As the days stretch out after my walk along the Camino de Santiago de Compostela, I find myself reflecting more and more on the whole adventure. One truth stands as clear now as it did with every step on that dusty road: I was walking that path in the company of Christ. From the first step out of Tui, to the last aching stride into Santiago, the whole experience was begun, continued, and ended in Jesus.
But—because the Lord is never content with giving us only one lesson at a time—another reality slowly came into focus. It is the one the Collect for All Saints’ Day puts so well: that God has “knit together His elect in one communion and fellowship,” surrounding us “with so great a cloud of witnesses.”

Now, because I am a musician (and have spent most of my life surrounded by other musicians and those who at least tolerate us), this “cloud of witnesses” often came to me through music. As I walked, suddenly a hymn would lodge itself in my mind—sometimes gently, sometimes with all the force of a brass band that had been waiting for the downbeat. And with every hymn came the memory of some saint of my own life, now in God’s nearer presence.
Take, for example, the Pilgrimage Hymn from Hymns Ancient and Modern, “He who would valiant be.” At various points along the Camino, my feet dragging and my blisters protesting like union workers on strike, the words would suddenly ring out in my head:
He who would valiant be ‘gainst all disaster,
Let him in constancy follow the Master…

It buoyed me more than once, reminding me that hobbling along the Camino was, after all, a valiant thing to do.
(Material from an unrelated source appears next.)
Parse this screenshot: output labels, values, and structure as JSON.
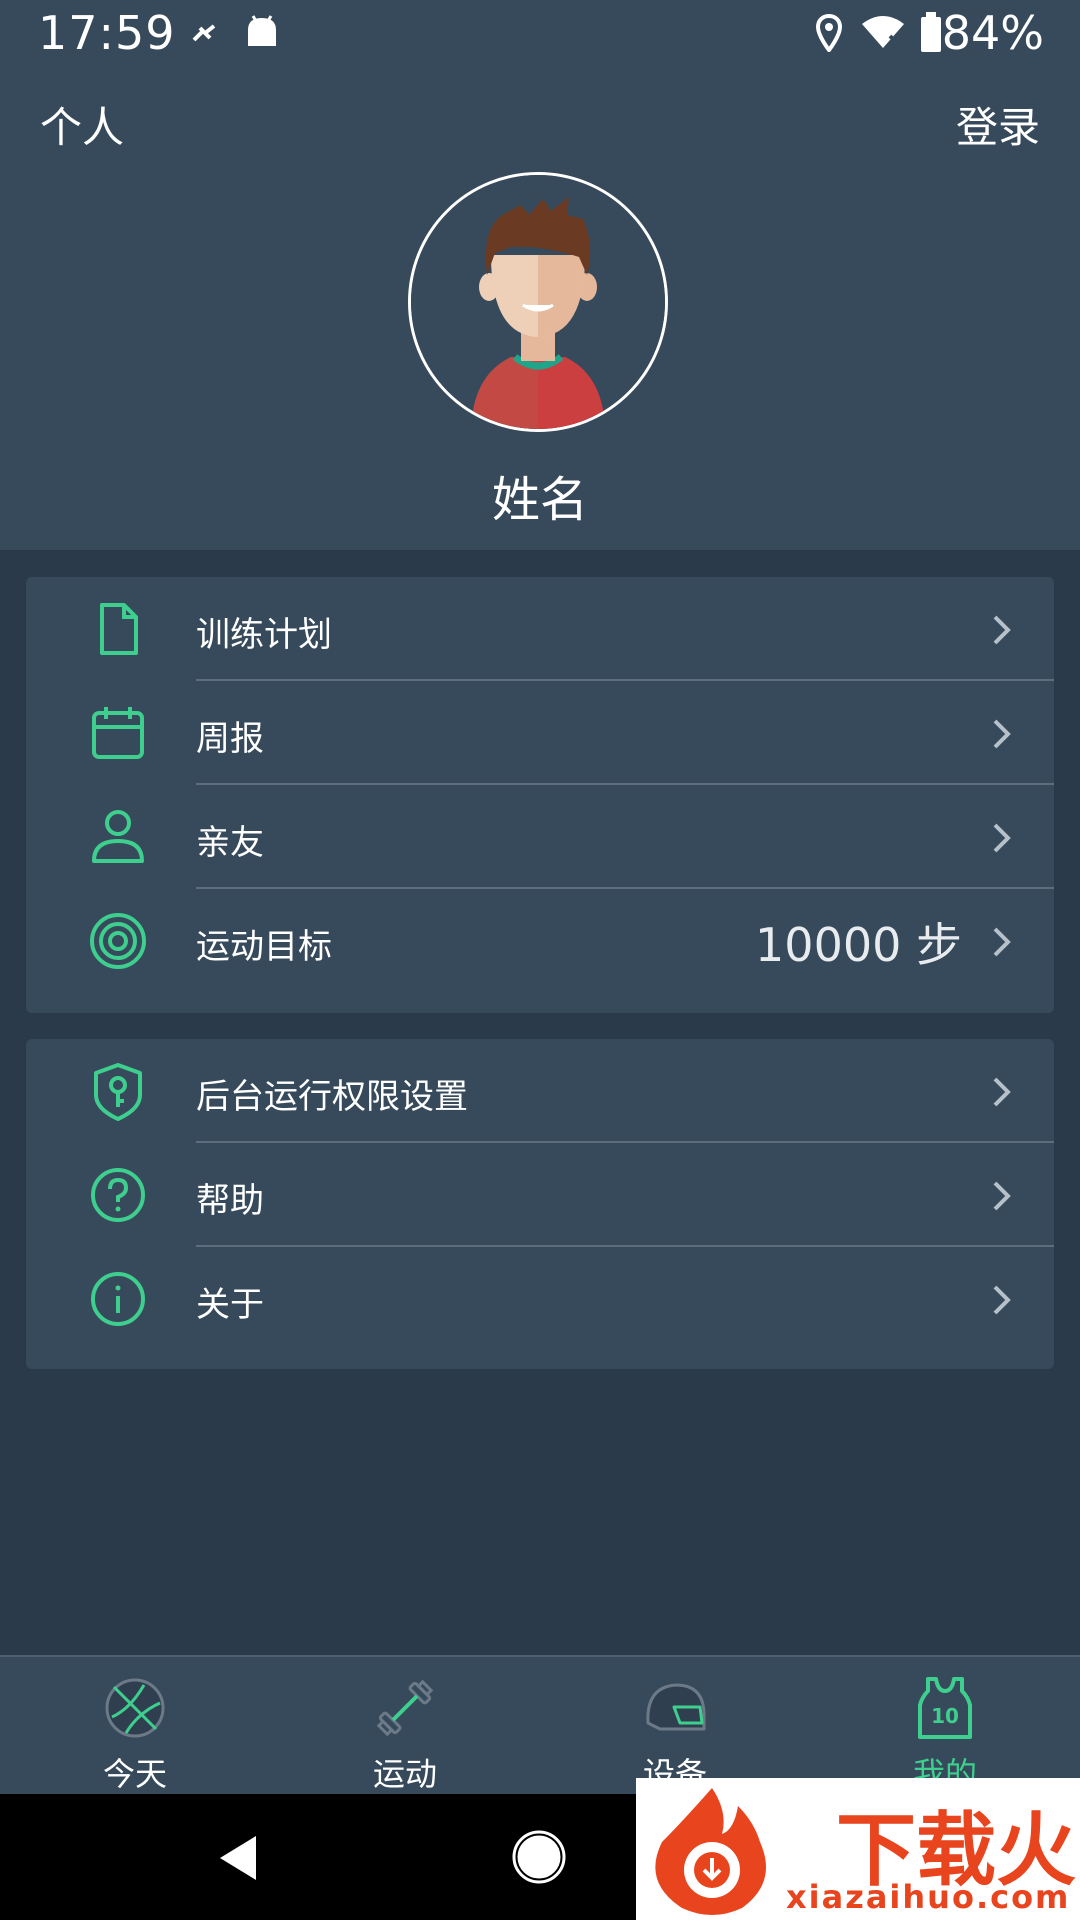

And then, inevitably, the second verse would pipe up—the one about “hobgoblins and foul fiends.” I could almost hear my old friend George Turcotte chuckling beside me. That was his favourite verse, and George, being something of a character himself, always maintained that the church doesn’t sing nearly enough about hobgoblins.
On other days, different hymns surfaced—ones dear to my parents, or to beloved parishioners from years past. Each melody carried a face, a memory, a blessing. And with each one came the gentle assurance: you are not walking alone. This was not merely my pilgrimage; it was an act of faith that stretched from the church terrestrial into the church celestial.
Perhaps that is why, when we sang the words “Santo, Santo, Santo eres el Señor” at the pilgrim’s Mass, I felt so undone. It was not just that Christ was truly present in the sacrament (though He was, gloriously so). It was that I was also surrounded by the community of saints—those who had walked with me in life, and who now walked with me still, though from a place I cannot yet see.
One night, David and I even raised a small glass of Scotch in honour of our dads, who—if I know anything at all—were definitely keeping step with us. It seemed only right. After all, the Sanctus reminds us every Sunday that heaven and earth, church militant and church triumphant, raise their voices together: “Holy, Holy, Holy.”
How incredible it was, then, to walk with Christ, and to know with every blister, every hymn, and every hobgoblin, that I was also walking in the fellowship of the saints.